Bayangkan hancurnya mental pemain dan pendukung Liverpool saat itu. Peluang menang tipis, nyaris nggak ada malah. Semua Kopites di seluruh dunia hanya bisa berdoa, cuma keajaiban yang bisa membalikkan keadaan. Lagu You’ll Never Walk Alone terus dinyanyiin Kopites di stadion Kemal Ataturk sepanjang sesi istirahat, mereka menyemangati sekaligus mendoakan para pemain lewat lagu tersebut.
Walk on, through the wind
Walk on, through the wind
Walk on, through the rain
Though your dreams be tossed and blown
Walk on, walk on, with hope in your heart
And you'll never walk alone
Dan kamu tau, Sha? Keajaiban itu terjadi 9 menit kemudian saat babak kedua dimulai.
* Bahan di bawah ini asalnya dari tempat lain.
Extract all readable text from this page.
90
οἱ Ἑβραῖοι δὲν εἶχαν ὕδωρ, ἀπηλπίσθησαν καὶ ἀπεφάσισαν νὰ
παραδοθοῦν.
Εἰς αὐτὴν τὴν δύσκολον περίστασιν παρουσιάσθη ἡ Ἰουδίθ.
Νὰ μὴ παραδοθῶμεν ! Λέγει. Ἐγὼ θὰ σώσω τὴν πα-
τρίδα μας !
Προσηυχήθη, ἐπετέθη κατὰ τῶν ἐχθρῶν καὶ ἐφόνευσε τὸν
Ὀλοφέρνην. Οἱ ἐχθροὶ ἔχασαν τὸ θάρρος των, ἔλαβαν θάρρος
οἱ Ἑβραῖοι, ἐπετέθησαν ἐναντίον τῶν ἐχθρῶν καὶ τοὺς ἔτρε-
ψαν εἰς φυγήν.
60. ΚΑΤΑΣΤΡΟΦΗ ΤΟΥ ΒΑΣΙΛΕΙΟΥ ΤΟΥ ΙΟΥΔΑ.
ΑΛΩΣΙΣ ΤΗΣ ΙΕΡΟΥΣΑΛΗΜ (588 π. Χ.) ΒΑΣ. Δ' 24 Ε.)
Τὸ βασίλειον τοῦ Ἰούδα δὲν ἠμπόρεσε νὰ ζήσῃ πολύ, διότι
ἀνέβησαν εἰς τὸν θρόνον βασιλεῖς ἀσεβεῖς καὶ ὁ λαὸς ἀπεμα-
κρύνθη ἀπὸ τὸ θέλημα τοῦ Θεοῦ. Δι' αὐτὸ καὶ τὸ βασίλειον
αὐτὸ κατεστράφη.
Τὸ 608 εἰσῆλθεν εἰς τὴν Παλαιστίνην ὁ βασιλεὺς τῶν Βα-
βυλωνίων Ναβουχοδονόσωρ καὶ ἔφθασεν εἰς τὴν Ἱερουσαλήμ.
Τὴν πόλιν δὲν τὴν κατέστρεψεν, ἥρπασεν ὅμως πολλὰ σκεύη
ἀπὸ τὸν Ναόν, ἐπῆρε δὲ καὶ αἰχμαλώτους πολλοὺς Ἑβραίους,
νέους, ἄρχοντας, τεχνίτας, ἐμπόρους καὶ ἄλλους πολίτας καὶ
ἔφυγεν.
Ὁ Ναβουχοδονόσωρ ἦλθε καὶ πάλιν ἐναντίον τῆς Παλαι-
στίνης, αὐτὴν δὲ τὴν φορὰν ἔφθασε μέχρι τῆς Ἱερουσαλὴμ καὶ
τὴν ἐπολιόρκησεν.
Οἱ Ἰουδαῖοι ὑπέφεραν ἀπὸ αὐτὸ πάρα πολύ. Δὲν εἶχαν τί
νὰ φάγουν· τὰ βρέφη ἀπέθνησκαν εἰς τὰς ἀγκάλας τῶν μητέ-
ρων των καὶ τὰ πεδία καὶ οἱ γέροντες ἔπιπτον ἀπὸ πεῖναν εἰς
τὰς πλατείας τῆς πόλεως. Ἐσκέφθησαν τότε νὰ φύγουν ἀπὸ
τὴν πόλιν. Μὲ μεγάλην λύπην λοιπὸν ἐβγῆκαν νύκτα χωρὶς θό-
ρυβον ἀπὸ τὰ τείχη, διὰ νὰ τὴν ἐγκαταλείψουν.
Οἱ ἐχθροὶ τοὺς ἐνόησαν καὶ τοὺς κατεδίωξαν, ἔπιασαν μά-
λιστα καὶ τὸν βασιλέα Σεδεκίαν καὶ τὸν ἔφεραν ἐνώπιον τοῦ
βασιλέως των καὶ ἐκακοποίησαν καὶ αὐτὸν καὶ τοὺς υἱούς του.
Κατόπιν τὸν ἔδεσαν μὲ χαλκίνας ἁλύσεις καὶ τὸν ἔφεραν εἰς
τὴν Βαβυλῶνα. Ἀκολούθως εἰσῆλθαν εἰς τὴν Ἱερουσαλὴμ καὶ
Steven Gerrard berhasil menyarangkan bola di gawang AC Milan. Gol pertama bagi Liverpool yang seakan membangkitkan semangat tim dan pendukung. Dan keajaiban nggak berhenti sampai disitu aja, dalam waktu enam menit berikutnya Liverpool berhasil menyamakan skor menjadi 3 – 3.”
Jantung saya terasa mencelos mendengarnya. Miracles do happen, batin saya.
“Liverpool berhasil membalikkan keadaan hanya dalam waktu enam menit,” Arya menggelengkan kepalanya mengingat momen ajaib tersebut, “dan mereka berhasil mempertahankan posisi itu sampai waktu pertandingan habis. Pertandingan akhirnya ditutup dengan adu pinalti, yang dimenangkan oleh Liverpool.”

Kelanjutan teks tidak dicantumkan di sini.